One critical aspect of the radical incrementalist approach, which runs counter to much mainstream advice on productivity, is thus to be willing to stop when your daily time is up, even when you're bursting with energy and feel as though you could get much more done. If you've decided to work on a given project for fifty minutes, then once fifty minutes have elapsed, get up and walk away from it. Why? Because as Boice explained, the urge to push onward beyond that point "includes a big component of impatience about not being finished, about not being productive enough, about never again finding such an ideal time" for work. Stopping helps strengthen the muscle of patience that will permit you to return to the project again and again and thus to sustain your productivity over an entire career.

It's been nearly twelve years at the time of this writing since Sharetribe was founded. I'm thrilled to come to work nearly every day, and I usually need to force myself to stop working at the end of my workday, just like Burkeman describes. I feel incredibly lucky to feel this way, as it has a huge impact on my perception of the quality of my life. I also think it significantly improves the quality of the work I produce. I attribute this largely to the fact that I've managed to build my patience muscle by not working too much.

Final thoughts

The purpose of this article is to show that there is no one path to success: every person and company is different, and instead of taking too many cues from others, you are likely better off by doing what feels right for you. For some, that might mean working really hard, but for others, a more balanced approach is right.

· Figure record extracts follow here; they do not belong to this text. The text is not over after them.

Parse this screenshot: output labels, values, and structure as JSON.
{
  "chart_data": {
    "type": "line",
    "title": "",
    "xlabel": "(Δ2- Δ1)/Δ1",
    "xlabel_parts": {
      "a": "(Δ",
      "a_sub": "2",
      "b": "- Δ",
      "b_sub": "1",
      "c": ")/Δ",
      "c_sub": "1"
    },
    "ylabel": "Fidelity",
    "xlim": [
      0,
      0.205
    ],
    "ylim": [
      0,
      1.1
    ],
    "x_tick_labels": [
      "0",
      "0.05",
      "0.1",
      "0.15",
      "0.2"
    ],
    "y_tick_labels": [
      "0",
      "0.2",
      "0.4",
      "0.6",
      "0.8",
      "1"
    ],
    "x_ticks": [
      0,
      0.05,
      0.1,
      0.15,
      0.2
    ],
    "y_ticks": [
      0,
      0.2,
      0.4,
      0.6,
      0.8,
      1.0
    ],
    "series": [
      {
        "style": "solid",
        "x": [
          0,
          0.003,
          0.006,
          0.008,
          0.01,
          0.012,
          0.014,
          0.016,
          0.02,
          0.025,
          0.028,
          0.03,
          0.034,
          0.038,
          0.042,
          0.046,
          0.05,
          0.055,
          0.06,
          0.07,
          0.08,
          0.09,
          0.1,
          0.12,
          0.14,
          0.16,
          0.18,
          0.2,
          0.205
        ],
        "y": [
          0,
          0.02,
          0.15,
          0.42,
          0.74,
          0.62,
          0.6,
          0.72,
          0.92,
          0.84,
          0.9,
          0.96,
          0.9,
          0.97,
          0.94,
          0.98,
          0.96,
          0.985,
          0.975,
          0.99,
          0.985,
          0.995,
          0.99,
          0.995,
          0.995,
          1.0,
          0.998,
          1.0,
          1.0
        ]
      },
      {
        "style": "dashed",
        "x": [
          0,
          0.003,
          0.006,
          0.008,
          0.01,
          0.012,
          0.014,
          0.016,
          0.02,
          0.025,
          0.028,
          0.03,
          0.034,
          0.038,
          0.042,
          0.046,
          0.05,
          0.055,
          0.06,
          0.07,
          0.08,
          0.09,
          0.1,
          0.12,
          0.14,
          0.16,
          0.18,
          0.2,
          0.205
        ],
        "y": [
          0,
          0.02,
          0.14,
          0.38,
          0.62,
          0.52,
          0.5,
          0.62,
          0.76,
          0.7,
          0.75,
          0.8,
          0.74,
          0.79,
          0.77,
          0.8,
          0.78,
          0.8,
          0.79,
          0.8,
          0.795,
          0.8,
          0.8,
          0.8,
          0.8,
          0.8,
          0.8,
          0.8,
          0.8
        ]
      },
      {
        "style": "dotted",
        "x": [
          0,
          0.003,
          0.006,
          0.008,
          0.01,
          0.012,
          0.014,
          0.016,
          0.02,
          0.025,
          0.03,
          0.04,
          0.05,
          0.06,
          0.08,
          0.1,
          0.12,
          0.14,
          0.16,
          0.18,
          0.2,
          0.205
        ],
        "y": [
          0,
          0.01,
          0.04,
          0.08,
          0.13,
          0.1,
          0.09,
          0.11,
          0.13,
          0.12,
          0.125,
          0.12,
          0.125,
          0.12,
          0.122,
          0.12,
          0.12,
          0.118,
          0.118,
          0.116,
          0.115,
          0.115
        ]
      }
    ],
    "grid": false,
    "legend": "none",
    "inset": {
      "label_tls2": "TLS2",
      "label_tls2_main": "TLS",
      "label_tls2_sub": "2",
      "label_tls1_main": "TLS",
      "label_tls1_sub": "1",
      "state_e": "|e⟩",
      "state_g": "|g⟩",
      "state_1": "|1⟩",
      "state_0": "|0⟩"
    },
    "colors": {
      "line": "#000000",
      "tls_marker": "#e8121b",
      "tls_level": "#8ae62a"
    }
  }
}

The conventional startup wisdom says that if you want to do great things, you'll have to work hard. In this context, "working hard" usually means working long hours. I can't help wondering if this conventional wisdom is actually a self-fulfilling prophecy. Most people who start a company believe they need to work really hard because it's perceived as the only way to succeed. What follows is that pretty much everyone does work hard, including those who succeed.

Afterward, we look at the people who were successful, and since they emphasize the importance of hard work, we conclude that proves the point. What is often left unsaid is that the vast majority of startups fail, even though the people who started them worked just as hard. But as we start from the assumption that hard work leads to success, it must follow that these people didn't work hard enough.

What would our world look like if the conventional wisdom would encourage more people to work the way Antti and I do? Perhaps a bigger portion of startups would succeed and stand the test of time. Maybe more people would found companies. And even if that wouldn't be the case, I'm pretty sure that people working in those startups would feel a lot better about their lives. And ultimately, isn't that what matters the most?